America’s railroads carried more passengers in 1944 than any other year in history: four-and-a-half times as many passenger miles as in 1937, eight times as many as 1932, and more than twice as many as in 1920, the previous peak. About half of these passengers were soldiers, but even just the civilian travelers exceeded those in 1920.
Due to wartime restrictions, the railroads’ ability to respond to this demand by adding new trains was limited. As a result, this 1944 timetable is almost identical to the railway’s 1937 timetable. Trains 3 & 4 still terminate at Williston; there are still just two trains a day between Seattle and Vancouver and four between Seattle and Portland. Some train times have been changed by a few minutes (usually padding schedules with extra time) and some minor equipment changes have been made. It is likely that many trains were longer, but that can’t be determined from the timetable.

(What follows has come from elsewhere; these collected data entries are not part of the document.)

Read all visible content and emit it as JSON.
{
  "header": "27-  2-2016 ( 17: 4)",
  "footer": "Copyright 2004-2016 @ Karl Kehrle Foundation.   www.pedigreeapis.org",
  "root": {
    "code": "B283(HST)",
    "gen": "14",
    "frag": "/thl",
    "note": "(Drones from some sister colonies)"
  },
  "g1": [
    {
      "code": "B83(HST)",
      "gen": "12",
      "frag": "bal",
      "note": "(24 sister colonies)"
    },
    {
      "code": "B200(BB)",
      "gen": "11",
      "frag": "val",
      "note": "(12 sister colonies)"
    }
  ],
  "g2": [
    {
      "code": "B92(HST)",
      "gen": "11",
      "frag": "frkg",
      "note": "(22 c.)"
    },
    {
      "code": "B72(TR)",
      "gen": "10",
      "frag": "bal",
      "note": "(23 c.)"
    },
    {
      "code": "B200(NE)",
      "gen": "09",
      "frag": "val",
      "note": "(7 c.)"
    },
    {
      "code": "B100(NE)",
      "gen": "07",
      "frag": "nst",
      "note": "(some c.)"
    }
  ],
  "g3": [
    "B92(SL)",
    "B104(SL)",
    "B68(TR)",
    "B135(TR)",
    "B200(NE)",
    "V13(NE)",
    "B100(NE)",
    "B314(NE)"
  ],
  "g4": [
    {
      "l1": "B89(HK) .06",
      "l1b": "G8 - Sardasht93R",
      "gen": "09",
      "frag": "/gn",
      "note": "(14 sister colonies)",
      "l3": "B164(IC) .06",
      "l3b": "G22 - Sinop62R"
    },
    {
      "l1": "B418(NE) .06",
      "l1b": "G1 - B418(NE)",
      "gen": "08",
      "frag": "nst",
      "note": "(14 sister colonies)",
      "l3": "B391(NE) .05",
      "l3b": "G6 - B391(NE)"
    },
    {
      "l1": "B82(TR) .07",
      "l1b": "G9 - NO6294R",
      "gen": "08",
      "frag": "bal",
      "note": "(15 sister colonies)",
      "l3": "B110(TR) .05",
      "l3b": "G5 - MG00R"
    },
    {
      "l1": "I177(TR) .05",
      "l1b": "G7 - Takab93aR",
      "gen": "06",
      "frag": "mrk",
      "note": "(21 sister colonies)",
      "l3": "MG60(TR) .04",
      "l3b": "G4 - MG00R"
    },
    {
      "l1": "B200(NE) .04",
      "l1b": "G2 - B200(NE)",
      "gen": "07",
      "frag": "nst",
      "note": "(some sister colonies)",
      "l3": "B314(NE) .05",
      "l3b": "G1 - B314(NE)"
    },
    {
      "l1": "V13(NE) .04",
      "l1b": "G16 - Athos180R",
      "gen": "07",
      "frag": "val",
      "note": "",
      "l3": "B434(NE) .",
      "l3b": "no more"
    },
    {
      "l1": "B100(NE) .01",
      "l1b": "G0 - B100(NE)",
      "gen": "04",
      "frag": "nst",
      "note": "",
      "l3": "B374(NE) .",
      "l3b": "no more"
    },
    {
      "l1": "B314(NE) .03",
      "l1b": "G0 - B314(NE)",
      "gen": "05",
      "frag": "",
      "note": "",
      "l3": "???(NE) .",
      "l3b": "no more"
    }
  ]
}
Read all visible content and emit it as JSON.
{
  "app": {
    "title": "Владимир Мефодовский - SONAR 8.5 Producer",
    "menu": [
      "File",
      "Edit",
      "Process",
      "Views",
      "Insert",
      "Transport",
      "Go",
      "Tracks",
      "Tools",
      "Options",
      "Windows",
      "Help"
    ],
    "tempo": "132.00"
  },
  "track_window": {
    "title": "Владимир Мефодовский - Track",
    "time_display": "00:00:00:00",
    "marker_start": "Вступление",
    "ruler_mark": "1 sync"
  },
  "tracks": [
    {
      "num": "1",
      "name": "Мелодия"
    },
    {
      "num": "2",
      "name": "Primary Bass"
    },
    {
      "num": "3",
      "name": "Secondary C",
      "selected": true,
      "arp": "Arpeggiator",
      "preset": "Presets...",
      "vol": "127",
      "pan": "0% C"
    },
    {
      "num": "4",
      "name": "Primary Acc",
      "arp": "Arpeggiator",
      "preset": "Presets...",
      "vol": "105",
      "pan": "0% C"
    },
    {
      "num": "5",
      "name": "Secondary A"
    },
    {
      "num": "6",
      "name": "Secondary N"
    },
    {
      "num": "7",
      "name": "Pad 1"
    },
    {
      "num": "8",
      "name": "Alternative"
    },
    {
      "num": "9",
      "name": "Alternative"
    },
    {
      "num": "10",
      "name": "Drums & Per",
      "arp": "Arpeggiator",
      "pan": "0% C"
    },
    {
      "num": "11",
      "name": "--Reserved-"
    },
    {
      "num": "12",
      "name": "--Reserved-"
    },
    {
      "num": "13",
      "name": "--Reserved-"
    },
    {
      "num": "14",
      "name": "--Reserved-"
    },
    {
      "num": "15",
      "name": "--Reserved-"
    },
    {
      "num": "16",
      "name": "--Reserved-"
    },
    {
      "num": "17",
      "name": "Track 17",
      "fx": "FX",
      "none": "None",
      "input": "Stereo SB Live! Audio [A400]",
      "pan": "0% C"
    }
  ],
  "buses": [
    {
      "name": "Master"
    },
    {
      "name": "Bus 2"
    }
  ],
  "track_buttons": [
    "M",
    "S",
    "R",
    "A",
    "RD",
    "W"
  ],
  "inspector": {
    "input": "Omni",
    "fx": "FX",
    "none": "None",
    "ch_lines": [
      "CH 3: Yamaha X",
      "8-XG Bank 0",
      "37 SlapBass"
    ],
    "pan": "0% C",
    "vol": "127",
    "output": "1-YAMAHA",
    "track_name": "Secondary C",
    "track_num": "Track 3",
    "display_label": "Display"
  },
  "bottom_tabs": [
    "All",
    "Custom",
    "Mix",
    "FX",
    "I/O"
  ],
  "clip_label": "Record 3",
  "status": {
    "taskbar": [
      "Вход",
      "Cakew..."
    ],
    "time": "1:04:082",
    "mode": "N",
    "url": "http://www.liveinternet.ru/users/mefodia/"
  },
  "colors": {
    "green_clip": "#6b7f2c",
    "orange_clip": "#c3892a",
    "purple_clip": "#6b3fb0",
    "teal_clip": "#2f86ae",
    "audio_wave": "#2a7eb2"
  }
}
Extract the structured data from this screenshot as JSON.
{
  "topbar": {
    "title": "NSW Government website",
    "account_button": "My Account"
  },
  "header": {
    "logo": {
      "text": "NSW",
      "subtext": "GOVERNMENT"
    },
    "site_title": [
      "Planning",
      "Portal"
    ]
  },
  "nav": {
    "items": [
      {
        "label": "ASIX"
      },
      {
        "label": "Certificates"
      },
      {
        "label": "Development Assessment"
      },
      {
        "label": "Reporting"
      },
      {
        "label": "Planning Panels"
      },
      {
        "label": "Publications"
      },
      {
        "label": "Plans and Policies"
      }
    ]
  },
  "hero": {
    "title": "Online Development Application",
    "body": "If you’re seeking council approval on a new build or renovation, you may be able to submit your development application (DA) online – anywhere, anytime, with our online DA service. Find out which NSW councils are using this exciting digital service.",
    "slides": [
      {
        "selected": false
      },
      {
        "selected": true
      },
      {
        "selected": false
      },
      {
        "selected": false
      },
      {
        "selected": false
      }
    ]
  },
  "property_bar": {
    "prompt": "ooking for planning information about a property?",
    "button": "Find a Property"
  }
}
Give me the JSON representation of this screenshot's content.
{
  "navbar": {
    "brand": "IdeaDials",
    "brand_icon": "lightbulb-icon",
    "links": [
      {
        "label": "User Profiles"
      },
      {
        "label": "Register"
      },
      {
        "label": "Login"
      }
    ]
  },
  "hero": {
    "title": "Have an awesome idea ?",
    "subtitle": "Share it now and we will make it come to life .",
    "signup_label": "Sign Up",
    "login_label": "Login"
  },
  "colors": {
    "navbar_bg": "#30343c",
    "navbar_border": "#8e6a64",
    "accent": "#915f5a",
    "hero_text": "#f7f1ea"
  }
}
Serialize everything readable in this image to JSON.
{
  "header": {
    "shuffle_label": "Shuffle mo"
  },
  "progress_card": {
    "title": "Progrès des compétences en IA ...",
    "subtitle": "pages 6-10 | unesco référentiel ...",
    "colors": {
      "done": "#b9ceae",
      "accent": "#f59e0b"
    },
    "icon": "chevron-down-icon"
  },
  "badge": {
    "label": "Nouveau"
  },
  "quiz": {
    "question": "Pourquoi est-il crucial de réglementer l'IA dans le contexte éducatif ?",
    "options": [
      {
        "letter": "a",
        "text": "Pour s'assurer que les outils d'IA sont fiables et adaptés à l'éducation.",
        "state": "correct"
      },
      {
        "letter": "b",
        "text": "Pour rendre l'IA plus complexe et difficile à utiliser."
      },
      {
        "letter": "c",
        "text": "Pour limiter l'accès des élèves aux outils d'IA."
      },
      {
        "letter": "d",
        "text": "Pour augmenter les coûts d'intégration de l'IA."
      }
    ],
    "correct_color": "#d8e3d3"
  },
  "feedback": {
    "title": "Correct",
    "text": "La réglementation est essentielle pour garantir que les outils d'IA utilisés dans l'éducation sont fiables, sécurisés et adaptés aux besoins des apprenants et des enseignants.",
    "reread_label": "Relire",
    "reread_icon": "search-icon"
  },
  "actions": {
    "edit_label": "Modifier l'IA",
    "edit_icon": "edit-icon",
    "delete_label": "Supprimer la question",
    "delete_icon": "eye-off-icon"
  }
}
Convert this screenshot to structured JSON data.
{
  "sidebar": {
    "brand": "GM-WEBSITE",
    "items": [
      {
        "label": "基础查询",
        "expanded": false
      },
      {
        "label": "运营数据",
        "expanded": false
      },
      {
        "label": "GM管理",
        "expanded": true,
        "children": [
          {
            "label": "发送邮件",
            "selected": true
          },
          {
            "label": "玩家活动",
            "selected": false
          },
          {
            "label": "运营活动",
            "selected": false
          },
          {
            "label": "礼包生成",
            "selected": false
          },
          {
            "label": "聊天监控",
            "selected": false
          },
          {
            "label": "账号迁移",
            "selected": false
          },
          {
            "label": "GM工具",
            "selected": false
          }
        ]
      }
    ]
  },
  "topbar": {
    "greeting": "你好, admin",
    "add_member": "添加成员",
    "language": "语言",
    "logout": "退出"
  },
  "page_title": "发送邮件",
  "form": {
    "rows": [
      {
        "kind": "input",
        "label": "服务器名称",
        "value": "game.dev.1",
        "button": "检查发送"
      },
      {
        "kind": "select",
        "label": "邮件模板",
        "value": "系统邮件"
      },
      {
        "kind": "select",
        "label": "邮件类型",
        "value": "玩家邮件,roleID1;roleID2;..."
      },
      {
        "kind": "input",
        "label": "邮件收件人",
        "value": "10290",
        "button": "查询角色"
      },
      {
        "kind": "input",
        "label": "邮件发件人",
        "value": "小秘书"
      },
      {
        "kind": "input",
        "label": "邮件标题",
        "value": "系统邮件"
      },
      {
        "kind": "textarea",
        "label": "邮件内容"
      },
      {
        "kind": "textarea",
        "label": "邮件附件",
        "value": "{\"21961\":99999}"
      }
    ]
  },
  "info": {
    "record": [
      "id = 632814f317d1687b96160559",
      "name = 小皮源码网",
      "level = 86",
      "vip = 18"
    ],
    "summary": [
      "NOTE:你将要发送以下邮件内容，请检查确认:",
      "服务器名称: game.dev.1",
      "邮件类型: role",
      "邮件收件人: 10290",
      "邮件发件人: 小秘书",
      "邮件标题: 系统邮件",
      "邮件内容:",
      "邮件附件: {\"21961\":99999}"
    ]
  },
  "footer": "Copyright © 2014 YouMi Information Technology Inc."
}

In a typical equipment change, the Empire Builder‘s observation car with barber shop, shower baths, and lounges–with no revenue seats or berths–has been replaced by one with ten sections. The federal government didn’t like non-revenue cars when they could be replaced by cars with paid seats or berths. The Fast Mail no longer has a sleeping car between Wenatchee and Seattle, but it does have coaches all the way to Seattle from St. Paul.
Not surprisingly, the two pages of steamship schedules to Japan, China, and the Philippines are gone, replaced by an expansion of tables of rail fares from one page to three. Rates went up by about 16 percent since 1937, which was somewhat less than the 21 percent rate of inflation.